Technical rain gear is your backcountry suit of armor: No matter how rainy, snowy, sleety, or windy it gets outside, the right waterproof jacket (and pants and footwear, too, in the worst weather) will keep you dry. A lightweight rain jacket should be in your pack for any hike, for easy insurance. For any high-stakes activity, however, from winter excursions to multi-day treks to high-altitude missions, the right rain gear is downright essential. In the backcountry, wet clothes and wet boots can be uncomfortable at best and dangerous at worst.
Technical rain jackets (also called shells) are the ones suitable for just those types of trips—think hiking, backpacking, mountaineering, skiing, and climbing. There are scores of them on the market, using an alphabet soup of various technologies designed to be both waterproof and breathable. What they all aim to do: keep precipitation out while still allowing sweat vapor to escape, preventing you from getting wet from the inside. But what works for a 14er bid isn’t necessarily the best bet for hiking the Appalachian Trail. Here’s how to sort through the options.

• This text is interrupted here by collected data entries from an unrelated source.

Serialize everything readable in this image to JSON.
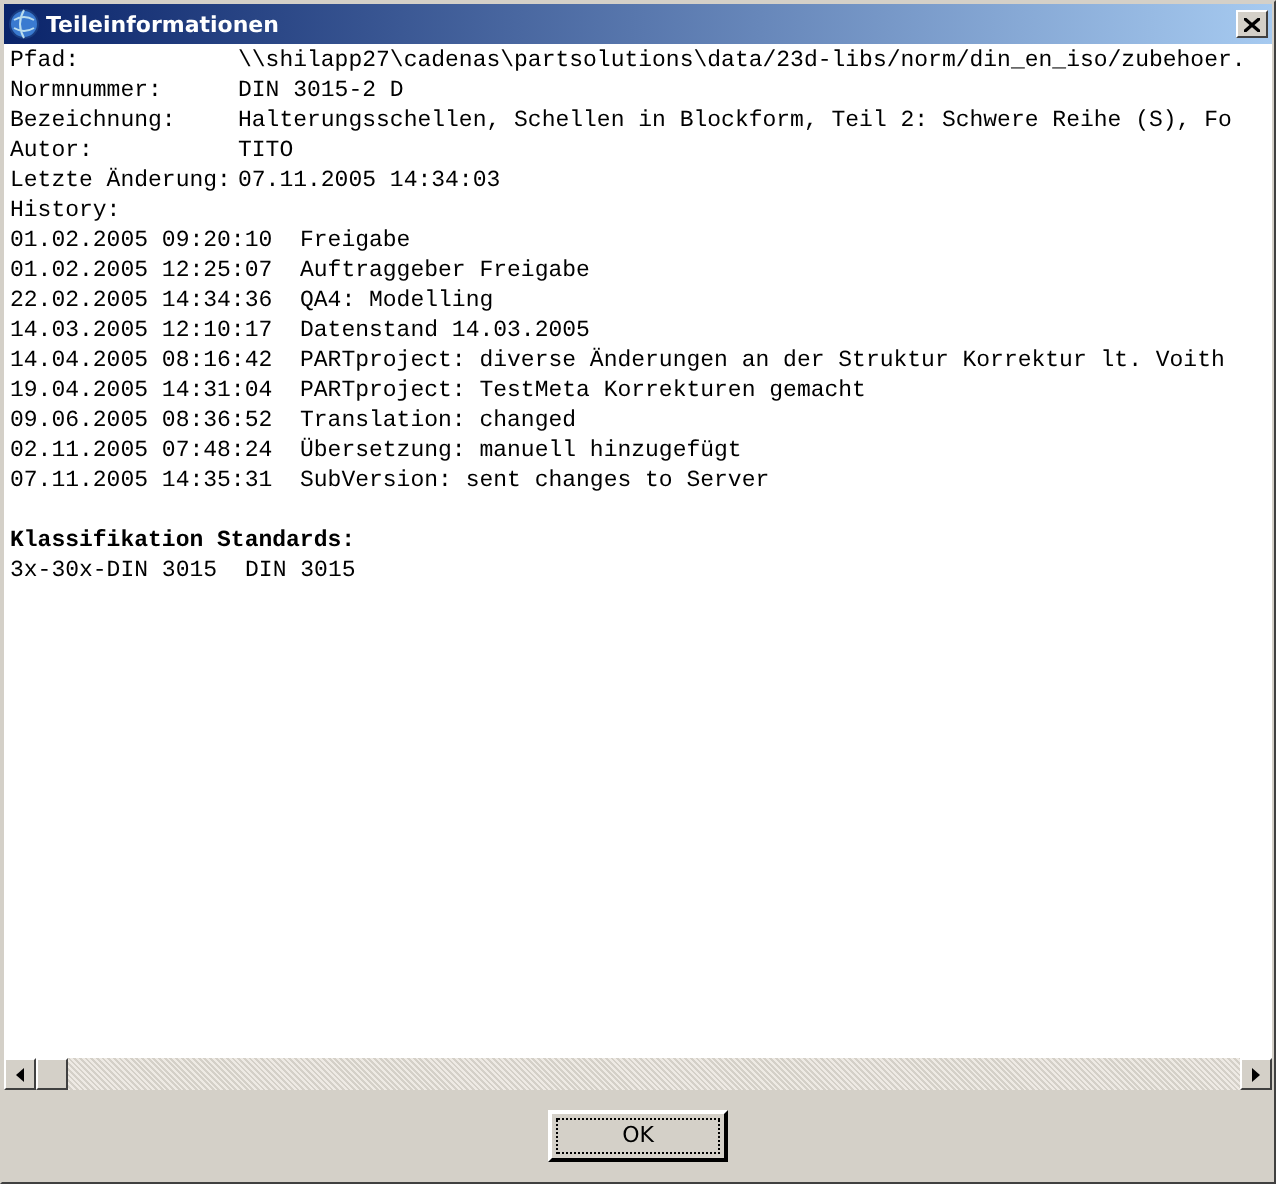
{
  "window": {
    "title": "Teileinformationen"
  },
  "fields": [
    {
      "label": "Pfad:",
      "value": "\\\\shilapp27\\cadenas\\partsolutions\\data/23d-libs/norm/din_en_iso/zubehoer."
    },
    {
      "label": "Normnummer:",
      "value": "DIN 3015-2 D"
    },
    {
      "label": "Bezeichnung:",
      "value": "Halterungsschellen, Schellen in Blockform, Teil 2: Schwere Reihe (S), Fo"
    },
    {
      "label": "Autor:",
      "value": "TITO"
    },
    {
      "label": "Letzte Änderung:",
      "value": "07.11.2005 14:34:03"
    }
  ],
  "history_label": "History:",
  "history": [
    {
      "timestamp": "01.02.2005 09:20:10",
      "text": "Freigabe"
    },
    {
      "timestamp": "01.02.2005 12:25:07",
      "text": "Auftraggeber Freigabe"
    },
    {
      "timestamp": "22.02.2005 14:34:36",
      "text": "QA4: Modelling"
    },
    {
      "timestamp": "14.03.2005 12:10:17",
      "text": "Datenstand 14.03.2005"
    },
    {
      "timestamp": "14.04.2005 08:16:42",
      "text": "PARTproject: diverse Änderungen an der Struktur Korrektur lt. Voith"
    },
    {
      "timestamp": "19.04.2005 14:31:04",
      "text": "PARTproject: TestMeta Korrekturen gemacht"
    },
    {
      "timestamp": "09.06.2005 08:36:52",
      "text": "Translation: changed"
    },
    {
      "timestamp": "02.11.2005 07:48:24",
      "text": "Übersetzung: manuell hinzugefügt"
    },
    {
      "timestamp": "07.11.2005 14:35:31",
      "text": "SubVersion: sent changes to Server"
    }
  ],
  "classification": {
    "heading": "Klassifikation Standards:",
    "entries": [
      "3x-30x-DIN 3015",
      "DIN 3015"
    ]
  },
  "buttons": [
    "OK"
  ]
}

In this article, you’ll learn:
- The technology behind different waterproof/breathable membranes
- The difference between 2-, 2.5-, and 3-layer jackets
- How to evaluate face fabrics for strength, stretch, and eco-friendliness
- What waterproof ratings mean
- How to compare different features
- How to keep your feet dry
How Membranes Keep You Dry
There are several ways to add water resistance or waterproofness to a shell, but when it comes to technical gear, the best choice is a waterproof/breathable membrane. These delicate, ultrathin films contain countless minuscule pores—too small to allow water to pass through, but large enough to let body heat escape. That’s important because you can keep the rain out but still get wet from sweat on the inside, and that will make you cold. These waterproof/breathable membranes are bonded to a face fabric (the outside of the jacket) for protection and durability, forming a layered material called a laminate. There are quite a few different membranes out there.
The oldest and most recognizable is Gore-Tex, made from expanded polytetrafluoroethylene (ePTFE) and polyurethane that lets water vapor from sweat diffuse through. Other brands offer air-permeable membranes, which allow air (but not water) to pass through from both the outside and inside, which is meant to increase breathability (NeoShell, eVent, The North Face’s Futurelight, Outdoor Research’s AscentShell). Yet another choice is a polyurethane (PU) membrane, which is hydrophilic (water loving) and therefore pulls moisture away from your skin. And two technologies—Columbia’s OutDry and Gore-Tex’s Shakedry—dispense with the face fabric and place the membrane itself on the outside of the jacket.
So which one is best? It depends: Any reputable waterproof/breathable membrane will keep water out. Breathability is the big X factor, and it depends a lot on other design choices in a particular garment, such as face fabric, fit, and pocket placement. And don’t forget: The one membrane that can completely keep up with body heat production at peak exertion has yet to be invented—in the worst conditions, if you’re working hard you might feel swampy in even the most breathable fabrics available. In that case, your best bet is to slow down—moderate your effort to reduce sweating.
Why Layers Matter
When you’re reading the fine print on a rain shell, you’ll see a stat that reports the jacket’s number of layers. One of them is always the face fabric, and one is the membrane; where jackets differ is on the interior layer. Here’s what the three choices mean.
2-layer
This construction has a face fabric and a membrane, plus a mesh liner to protect the membrane. It’s the most affordable option, but typically not used in technical shells.
3-layer
This option pairs the face fabric and membrane to an interior liner, which shields the membrane from abrasion and skin oils. Three-layer jackets are the most durable and often the most breathable—and the most expensive.
2.5-layer
This “in-between” construction has a face fabric, membrane (or coating), and a raised pattern (the “half-layer”) on the interior to protect the membrane. These fabrics tend to be lightweight, but they’re less durable and often less breathable than 3-layer membranes.